Pros: No lugging around huge textbooks! Cheaper!

Cons: No actual tactile contact with the book- as far as I know, no highlighting/bookmarking, etc. Potential loss of device=loss of texts. What is their return policies on books, because I've had many friends order offline and discover...whoops, wrong book! (This is my main reason for not buying online now...there is a strict 30-days-from-date-of-recieving-book-it-must-be-recieved-AT-the-warehouse-for-refund thing. Plus you pay the shipping and...well, yeah...complications).


Personally...as much of a booklover as I am, I can't bring myself to buy a Kindle, etc. due to personal reasons. Part of the reading experience to me is physically holding the books, feeling the pages and cover in my hands, smelling the book, that sort of thing.
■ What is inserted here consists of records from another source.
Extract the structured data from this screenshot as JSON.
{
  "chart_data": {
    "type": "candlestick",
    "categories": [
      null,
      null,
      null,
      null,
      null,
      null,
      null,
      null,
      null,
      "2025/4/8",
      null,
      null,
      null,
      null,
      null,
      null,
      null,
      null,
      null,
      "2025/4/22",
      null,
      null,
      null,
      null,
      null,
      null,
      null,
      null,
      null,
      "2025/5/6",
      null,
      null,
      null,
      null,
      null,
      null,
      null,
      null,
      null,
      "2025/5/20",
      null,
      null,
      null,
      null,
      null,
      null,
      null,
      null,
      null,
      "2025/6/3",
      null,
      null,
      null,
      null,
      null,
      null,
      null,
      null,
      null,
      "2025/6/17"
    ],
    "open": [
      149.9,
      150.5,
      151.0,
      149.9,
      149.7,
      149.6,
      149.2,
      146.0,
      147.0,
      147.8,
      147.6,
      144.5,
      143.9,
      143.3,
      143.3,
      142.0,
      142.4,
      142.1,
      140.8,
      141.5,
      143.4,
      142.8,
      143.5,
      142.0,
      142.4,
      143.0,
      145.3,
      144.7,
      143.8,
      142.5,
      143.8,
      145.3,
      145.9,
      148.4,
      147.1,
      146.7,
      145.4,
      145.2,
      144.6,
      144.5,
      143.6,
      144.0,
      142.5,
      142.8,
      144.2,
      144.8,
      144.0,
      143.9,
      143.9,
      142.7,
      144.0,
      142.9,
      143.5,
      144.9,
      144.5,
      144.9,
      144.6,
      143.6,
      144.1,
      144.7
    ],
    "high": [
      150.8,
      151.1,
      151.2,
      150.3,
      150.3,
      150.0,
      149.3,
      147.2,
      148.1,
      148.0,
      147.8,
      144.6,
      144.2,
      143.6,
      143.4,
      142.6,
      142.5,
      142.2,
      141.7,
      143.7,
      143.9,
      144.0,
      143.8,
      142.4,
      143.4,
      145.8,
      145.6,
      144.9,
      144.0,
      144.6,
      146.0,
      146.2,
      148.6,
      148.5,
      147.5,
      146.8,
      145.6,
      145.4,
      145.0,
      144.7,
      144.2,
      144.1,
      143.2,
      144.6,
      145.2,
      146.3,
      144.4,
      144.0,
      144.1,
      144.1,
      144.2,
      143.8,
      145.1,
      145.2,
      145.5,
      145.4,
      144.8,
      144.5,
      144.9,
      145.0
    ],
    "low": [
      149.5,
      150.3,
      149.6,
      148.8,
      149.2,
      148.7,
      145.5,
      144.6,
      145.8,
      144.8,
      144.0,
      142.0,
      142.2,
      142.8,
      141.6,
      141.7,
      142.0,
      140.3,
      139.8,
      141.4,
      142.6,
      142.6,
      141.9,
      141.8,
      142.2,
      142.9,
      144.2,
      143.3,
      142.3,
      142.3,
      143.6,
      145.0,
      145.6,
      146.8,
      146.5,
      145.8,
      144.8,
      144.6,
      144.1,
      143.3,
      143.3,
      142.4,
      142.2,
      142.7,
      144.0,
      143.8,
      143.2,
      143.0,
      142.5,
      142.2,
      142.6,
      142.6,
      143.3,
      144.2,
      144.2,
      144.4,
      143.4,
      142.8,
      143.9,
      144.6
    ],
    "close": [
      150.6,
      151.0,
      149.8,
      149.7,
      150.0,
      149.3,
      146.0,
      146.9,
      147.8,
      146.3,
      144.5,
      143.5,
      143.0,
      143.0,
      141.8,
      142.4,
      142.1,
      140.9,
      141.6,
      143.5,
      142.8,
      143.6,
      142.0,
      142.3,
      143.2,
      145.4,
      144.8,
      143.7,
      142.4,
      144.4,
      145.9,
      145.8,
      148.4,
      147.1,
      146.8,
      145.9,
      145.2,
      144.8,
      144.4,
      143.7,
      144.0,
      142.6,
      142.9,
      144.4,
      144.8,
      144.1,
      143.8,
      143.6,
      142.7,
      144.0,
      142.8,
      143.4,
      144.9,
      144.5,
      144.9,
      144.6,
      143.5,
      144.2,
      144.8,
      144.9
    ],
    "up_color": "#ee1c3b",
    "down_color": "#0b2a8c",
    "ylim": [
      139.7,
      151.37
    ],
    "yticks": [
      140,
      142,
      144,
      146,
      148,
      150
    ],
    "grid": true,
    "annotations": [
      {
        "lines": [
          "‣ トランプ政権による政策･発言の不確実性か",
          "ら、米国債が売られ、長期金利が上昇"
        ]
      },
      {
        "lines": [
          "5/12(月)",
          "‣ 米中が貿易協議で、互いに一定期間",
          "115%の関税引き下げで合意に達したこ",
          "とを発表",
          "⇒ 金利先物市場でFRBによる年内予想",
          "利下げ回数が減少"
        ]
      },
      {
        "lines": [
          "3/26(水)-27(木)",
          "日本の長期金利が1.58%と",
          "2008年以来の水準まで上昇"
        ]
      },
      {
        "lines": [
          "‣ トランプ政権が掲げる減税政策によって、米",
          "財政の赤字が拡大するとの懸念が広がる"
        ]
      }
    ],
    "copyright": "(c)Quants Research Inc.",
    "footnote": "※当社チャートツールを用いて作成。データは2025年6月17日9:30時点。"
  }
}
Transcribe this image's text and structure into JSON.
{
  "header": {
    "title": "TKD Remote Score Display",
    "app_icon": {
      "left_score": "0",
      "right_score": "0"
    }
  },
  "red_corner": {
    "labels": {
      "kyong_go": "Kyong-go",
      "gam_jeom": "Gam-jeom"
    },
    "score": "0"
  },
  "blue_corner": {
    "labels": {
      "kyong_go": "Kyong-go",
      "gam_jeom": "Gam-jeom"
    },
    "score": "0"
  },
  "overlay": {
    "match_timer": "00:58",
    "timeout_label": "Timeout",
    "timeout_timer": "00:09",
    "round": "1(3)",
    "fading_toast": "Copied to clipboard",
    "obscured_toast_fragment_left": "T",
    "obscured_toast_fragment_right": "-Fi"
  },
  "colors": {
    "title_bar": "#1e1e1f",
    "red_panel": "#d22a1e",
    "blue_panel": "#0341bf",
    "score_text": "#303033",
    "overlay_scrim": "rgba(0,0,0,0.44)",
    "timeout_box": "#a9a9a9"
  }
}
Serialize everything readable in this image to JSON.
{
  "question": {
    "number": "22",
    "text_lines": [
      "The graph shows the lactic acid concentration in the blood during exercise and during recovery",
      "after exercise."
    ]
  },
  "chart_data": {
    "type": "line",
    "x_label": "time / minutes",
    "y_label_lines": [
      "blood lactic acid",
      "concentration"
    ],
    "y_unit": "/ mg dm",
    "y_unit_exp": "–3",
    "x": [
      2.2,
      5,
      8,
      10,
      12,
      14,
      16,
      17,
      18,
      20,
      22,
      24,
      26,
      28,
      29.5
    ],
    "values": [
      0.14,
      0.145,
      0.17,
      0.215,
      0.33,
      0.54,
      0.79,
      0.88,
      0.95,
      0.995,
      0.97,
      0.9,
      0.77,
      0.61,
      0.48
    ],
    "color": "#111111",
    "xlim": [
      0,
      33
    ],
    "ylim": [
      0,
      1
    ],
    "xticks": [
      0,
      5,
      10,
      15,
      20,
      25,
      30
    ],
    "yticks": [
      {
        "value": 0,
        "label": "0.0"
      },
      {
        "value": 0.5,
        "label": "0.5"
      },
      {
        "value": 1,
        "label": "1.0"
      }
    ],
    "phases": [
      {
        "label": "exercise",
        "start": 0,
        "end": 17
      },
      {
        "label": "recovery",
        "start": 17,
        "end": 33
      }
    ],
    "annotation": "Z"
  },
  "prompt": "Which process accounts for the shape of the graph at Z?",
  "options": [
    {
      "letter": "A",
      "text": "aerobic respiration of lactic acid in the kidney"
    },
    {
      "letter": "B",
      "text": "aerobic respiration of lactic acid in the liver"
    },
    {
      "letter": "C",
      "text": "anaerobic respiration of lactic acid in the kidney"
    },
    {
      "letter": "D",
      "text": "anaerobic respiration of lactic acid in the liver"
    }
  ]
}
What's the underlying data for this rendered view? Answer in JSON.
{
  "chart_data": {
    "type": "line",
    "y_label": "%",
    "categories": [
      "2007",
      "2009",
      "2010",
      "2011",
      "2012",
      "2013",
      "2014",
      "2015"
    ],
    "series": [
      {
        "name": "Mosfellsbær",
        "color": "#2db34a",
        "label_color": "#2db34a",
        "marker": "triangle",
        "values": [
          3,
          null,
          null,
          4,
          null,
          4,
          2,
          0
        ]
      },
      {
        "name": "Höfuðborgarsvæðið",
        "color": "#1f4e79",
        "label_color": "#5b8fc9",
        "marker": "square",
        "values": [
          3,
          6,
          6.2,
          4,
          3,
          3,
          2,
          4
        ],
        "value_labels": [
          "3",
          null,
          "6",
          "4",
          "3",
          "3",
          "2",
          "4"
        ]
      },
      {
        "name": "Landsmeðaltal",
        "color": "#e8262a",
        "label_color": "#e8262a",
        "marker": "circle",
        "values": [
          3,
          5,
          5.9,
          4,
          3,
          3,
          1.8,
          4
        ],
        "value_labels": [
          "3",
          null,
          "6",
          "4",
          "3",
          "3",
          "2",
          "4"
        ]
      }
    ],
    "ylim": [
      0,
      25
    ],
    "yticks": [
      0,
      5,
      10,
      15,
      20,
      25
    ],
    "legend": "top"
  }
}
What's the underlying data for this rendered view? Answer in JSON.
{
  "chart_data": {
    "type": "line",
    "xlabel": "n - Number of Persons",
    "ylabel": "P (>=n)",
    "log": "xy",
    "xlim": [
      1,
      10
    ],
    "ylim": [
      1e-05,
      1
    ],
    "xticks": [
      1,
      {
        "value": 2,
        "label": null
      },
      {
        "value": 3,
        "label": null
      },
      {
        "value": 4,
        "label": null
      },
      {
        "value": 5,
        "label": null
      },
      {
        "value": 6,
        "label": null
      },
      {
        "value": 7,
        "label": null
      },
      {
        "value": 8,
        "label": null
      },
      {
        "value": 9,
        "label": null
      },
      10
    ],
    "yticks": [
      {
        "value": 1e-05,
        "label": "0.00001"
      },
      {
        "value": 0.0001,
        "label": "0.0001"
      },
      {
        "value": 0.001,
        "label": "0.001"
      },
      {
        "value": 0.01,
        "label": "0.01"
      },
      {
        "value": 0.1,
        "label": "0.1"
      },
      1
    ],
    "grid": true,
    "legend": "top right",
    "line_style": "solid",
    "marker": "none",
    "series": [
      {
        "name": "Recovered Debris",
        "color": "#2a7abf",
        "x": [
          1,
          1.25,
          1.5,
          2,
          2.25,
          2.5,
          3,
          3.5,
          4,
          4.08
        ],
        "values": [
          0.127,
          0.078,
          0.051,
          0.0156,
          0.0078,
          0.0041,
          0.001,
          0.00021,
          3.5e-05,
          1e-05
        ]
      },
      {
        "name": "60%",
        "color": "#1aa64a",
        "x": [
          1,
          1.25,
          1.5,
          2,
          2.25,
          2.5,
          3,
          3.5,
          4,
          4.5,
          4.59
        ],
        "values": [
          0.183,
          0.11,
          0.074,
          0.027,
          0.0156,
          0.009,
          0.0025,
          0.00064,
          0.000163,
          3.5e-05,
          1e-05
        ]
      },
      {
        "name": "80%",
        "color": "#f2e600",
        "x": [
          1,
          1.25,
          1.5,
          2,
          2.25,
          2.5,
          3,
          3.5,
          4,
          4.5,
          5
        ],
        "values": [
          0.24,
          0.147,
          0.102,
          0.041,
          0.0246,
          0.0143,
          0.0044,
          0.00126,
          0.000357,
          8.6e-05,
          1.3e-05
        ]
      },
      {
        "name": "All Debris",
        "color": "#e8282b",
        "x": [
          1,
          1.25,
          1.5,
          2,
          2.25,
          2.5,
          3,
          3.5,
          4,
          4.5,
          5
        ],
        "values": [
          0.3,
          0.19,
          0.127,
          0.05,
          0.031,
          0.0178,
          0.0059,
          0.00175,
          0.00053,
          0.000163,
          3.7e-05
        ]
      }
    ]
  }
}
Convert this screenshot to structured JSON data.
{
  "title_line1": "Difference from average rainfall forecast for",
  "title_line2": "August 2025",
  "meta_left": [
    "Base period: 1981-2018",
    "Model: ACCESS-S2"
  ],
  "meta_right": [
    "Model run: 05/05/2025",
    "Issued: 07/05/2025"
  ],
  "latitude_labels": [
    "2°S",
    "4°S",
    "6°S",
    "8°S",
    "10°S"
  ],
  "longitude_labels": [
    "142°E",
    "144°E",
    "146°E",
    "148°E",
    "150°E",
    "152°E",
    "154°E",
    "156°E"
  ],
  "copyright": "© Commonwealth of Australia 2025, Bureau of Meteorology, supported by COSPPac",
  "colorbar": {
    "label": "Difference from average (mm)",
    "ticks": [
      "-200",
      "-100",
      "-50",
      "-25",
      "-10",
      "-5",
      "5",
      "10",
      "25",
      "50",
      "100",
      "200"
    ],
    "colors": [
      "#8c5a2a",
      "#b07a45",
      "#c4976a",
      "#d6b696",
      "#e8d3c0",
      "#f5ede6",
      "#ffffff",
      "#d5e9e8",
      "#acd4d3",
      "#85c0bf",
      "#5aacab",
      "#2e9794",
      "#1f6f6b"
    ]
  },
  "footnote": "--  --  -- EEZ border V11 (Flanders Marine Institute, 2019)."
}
I prefer text textbooks and physical classes for essentially the same reasons- the physical interaction. Others I know much prefer utilizing technology for this stuff.



So...purely up to you! It definitely could save you tons of money.


ETA: Also, sometimes teachers require you to get editions of textbooks that include CD's and other stuff that you can't get in e-books.

alchemyprime
2010-01-04, 10:08 PM
So I admittedly never thought of using the Kindle/Nook/Whatever as my textbook source, but then I've also never been able to bring myself to buy online (a combination of scholarship for books and horrible mail service where I lived during undergrad was the original cause, and now I'm just too paranoid). If you are the sort which would also by online (from textbooks.com, etc) then I think the Kindle would be good.

Pros: No lugging around huge textbooks! Cheaper!

Cons: No actual tactile contact with the book- as far as I know, no highlighting/bookmarking, etc. Potential loss of device=loss of texts. What is their return policies on books, because I've had many friends order offline and discover...whoops, wrong book! (This is my main reason for not buying online now...there is a strict 30-days-from-date-of-recieving-book-it-must-be-recieved-AT-the-warehouse-for-refund thing. Plus you pay the shipping and...well, yeah...complications).


Personally...as much of a booklover as I am, I can't bring myself to buy a Kindle, etc. due to personal reasons. Part of the reading experience to me is physically holding the books, feeling the pages and cover in my hands, smelling the book, that sort of thing. I prefer text textbooks and physical classes for essentially the same reasons- the physical interaction. Others I know much prefer utilizing technology for this stuff.



So...purely up to you! It definitely could save you tons of money.


ETA: Also, sometimes teachers require you to get editions of textbooks that include CD's and other stuff that you can't get in e-books.

I used my Grandmother's at Christmas to help her figure it out (She loves tech, but she can't figure it out). So I know you can highlight, and if they require a CD... I guess I'll have both copies. Thankfully, you get two backups; one from Amazon's site, and one on my Lappy. Also... I used to be "NO I NEED MY PAPER RAWR!" until my bookshelf filled up and I wanted to read a LOT of out of prints that I found .txts of and... I've gone digital. Except for a few (read World War Z in book form. You'll thank me.)